The only real big change is the use of MRL (Machine Readable Languages) for distribution and use by Google's Rich Snippets. The Salmon Protocol  is an innovative protocol that could substantially reduce internet traffic, scrapers and other nonsense exacerbated by the bandage solution for opened arteries that Robots.txt is.
The discussion in the SEO Dojo was about "best practices" for IA and the difference between the IA of e-commerce and lead generation sites. Future proofing  my promotion strategy is always a chief concern for me. That's why I look at patents and technology instead of trying to reverse-engineer the ever-changing search engine algos.

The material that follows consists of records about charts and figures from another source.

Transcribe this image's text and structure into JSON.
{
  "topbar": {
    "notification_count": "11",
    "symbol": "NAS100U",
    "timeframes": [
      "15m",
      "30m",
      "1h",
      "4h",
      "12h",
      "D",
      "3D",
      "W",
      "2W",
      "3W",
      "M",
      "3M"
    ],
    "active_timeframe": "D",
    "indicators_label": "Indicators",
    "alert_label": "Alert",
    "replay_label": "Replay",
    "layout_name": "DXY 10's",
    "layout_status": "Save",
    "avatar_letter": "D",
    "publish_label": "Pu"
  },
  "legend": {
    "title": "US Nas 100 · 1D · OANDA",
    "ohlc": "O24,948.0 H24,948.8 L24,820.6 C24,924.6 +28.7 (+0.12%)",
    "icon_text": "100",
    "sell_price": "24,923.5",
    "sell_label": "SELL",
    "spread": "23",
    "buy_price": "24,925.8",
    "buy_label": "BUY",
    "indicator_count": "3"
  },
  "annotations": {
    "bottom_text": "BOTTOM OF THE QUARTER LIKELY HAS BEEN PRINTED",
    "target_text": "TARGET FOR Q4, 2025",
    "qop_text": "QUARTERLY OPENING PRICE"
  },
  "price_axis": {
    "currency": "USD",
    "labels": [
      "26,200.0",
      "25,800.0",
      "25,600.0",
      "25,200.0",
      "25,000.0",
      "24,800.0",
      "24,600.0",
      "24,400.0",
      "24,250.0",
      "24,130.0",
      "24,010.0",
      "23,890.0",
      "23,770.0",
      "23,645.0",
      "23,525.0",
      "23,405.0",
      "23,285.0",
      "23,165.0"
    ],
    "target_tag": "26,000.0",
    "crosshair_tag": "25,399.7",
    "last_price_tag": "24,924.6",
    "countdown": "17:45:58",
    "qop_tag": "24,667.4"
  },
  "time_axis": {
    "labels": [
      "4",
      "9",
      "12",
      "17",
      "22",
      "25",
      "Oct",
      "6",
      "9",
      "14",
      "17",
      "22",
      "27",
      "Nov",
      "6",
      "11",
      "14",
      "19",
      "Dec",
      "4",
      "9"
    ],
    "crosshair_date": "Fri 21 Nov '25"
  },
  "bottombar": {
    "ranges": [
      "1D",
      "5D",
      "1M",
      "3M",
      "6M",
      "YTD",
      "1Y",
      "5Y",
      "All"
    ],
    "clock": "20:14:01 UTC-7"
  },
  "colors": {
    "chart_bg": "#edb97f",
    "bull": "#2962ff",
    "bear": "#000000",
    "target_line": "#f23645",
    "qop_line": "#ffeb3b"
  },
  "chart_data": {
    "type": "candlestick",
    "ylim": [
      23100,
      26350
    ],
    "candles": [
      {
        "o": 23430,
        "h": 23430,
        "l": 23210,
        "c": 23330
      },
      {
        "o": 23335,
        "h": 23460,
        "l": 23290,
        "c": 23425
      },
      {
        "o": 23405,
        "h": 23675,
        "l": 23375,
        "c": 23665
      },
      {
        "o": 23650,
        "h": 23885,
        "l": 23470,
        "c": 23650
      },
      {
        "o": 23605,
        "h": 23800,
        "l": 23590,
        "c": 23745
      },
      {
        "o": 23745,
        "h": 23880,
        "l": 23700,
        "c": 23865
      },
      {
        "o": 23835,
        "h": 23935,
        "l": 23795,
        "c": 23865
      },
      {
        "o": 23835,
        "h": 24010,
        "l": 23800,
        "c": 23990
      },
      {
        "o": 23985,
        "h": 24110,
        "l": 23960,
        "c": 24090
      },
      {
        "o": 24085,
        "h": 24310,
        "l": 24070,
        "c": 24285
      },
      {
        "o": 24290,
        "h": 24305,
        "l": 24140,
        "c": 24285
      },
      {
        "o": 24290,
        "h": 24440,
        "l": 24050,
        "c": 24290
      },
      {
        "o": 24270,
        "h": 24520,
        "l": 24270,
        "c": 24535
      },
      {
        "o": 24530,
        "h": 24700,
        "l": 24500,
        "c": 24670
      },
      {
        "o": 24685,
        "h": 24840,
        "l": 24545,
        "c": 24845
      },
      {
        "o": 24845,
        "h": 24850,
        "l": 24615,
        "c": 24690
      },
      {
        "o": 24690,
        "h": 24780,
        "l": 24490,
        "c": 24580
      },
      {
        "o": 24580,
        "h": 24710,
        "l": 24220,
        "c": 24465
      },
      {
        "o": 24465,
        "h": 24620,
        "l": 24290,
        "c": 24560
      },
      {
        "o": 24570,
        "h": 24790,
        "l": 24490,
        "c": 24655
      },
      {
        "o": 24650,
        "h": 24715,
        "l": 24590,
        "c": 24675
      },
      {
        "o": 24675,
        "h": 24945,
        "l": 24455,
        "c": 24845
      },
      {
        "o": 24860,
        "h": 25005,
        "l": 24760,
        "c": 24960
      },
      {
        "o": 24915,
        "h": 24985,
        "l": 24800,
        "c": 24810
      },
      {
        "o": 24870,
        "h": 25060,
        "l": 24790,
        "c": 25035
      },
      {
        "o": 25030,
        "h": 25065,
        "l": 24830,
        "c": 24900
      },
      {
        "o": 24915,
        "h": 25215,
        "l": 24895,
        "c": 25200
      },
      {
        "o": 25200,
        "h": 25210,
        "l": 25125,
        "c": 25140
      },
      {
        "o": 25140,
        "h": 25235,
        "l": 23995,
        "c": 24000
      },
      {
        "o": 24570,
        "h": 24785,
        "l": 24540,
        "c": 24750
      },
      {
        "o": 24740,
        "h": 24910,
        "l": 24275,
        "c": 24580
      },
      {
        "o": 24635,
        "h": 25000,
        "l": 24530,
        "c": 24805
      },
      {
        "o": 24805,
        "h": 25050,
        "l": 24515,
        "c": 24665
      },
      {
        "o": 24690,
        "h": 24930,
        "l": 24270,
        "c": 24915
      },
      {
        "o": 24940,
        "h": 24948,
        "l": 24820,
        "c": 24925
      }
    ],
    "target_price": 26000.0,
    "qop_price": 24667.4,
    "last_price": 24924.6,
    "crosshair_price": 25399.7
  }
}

Best Practices For Structuring Your Content
The best practices listed below are the keys to building out scalable websites that easily adapt to growing markets and products/niches. In the case of e-commerce it means the hardware and website can manage exponential growth in both traffic and products. Lead generation has fewer potential issues because generally there are less products and conversion pages.
- Hub and spoke design
- All content found within two clicks of home page
- Access the role of machine readable languages for IA, i.e., microformats and other protocols
- Build out IA for users not search engines
A classic website IA structure is based upon a primary page or hub that is used as a jump point for all related/themed material. An e-commerce site often has multiple hubs: specials, brands, categories, subcategories, often with both user-generated and in-house themed content in support/sale of many items.
One of the advantages of a hub and spoke IA design is that it makes it easy to cross-link related products/content, for a link architecture capable of providing two-click content discovery by users. Cross-linking related content with all related content linked to from the "indexing page" provides multiple ways for users to find what they are looking for.

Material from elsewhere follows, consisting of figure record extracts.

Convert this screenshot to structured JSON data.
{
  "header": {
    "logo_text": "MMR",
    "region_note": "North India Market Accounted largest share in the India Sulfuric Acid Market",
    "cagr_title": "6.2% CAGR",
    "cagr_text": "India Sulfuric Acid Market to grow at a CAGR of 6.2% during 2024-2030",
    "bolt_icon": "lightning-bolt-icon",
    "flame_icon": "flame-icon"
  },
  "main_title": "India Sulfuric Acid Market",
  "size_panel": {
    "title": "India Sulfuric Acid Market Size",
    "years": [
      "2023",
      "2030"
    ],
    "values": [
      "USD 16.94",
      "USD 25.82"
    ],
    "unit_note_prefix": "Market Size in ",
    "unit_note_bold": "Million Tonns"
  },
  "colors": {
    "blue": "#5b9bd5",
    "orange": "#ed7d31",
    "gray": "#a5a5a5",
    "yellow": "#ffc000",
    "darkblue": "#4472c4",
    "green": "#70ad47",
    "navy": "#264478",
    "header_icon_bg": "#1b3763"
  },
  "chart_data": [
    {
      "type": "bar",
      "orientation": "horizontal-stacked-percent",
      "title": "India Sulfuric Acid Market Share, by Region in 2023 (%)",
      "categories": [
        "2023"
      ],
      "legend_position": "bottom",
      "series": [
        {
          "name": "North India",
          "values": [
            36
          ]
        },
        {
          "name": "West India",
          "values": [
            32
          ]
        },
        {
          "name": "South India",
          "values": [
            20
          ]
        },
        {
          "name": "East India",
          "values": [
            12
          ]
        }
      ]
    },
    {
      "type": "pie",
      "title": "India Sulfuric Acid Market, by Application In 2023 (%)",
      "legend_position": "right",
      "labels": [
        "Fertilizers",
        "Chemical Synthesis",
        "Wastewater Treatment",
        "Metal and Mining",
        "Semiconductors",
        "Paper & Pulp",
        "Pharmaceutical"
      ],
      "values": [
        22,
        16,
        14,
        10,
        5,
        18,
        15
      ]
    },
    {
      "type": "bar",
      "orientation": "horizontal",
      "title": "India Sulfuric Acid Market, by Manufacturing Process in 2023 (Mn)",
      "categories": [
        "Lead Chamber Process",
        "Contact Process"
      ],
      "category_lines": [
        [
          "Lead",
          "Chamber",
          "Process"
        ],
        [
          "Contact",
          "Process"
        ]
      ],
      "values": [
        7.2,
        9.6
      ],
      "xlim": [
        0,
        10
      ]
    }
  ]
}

In the past, the role of IA in indexing was limited to the link architecture (which is why hub and spoke gained early popularity), but with support from all major engines, XML sitemaps are now another consideration. IA plays a role in promotion especially for e-commerce sites where XML and RSS product feeds are common means of distributing information.
One of the problems I often encounter when doing site audits is poor IA as a result of efforts to raise content in the link architecture so search engines, in particular Google, will place higher value on the destination page. This only serves to increase the options for users, often resulting in confusion.
How does information architecture vary by site type (e-commerce, lead gen, etc.)?
- IA is determined by type of site
- Offer and calls to action (CTA) locations are part of my IA assessment/plan
- Content distribution solutions
The biggest difference between lead generation and e-commerce sites is the number of products offered. A lead generation site will generally have far fewer items to convert and therefore IA structure is flat. The IA structures for ecommerce is complicated because there is generally more content with varying types of related information.
I like to include CTA and offer locations in my information architecture plan. The reason for this is simple; I like these to be presented in multiple page locations and types (text/image/forms).
Increasingly IA is playing a larger role in content distribution and product visibility (promotion). MRL (machine readable languages) and Google-proposed Internet Protocols, may, if implemented, revolutionize content discovery as we currently know it. PubSubHubbub  is an engineer's greatest wish come true. Efficient content discovery with the advantage of "signing" it removes the possibility of litigation for using the content in any way the aggregator wishes, including displaying the content on their site. Think no click results.
How do you build it to scale?
There are two parts to building to scale. Your IA must be able to scale as the amount and diversity of content topics expand; however, following the best practices above your architecture is ready to scale to any size provided the hardware can cope with the extra processing and larger dataset.
Do you think in terms of general themes, or do you semantically structure your content?
When you build for users, IMO, it naturally results in a thematic structure. However, at the page level it is imperative to semantically structure the content to enhance usability. For instance using to segment the page topically provides enhanced scanability/usability of the page.
Using appropriate microformats improves usability for crawlers and other devices/clients by supplying a sort of meta data for the information. Although this is not used extensively by search engines, recent indications from patent submissions are that there is a definite trend to using more machine readable languages in their discovery and indexing.
How do you deal with cross-linking content?
I cross-link for users, meaning if I believe users of one area of the site would like another, it is poor design not to. Have I cross-linked for search engines? Yep, the technique worked for quite a while; however, it has been diminishing steadily since Florida, accelerated with Big Daddy and is indicating further decline as a result of Caffeine.
Basically, I could care less how my IA affects search engines because it's the search engines' problem to sort out duplicate content. That said, increasingly Google in particular is forcing me to design my information architecture to benefit them/me. But that's for another time.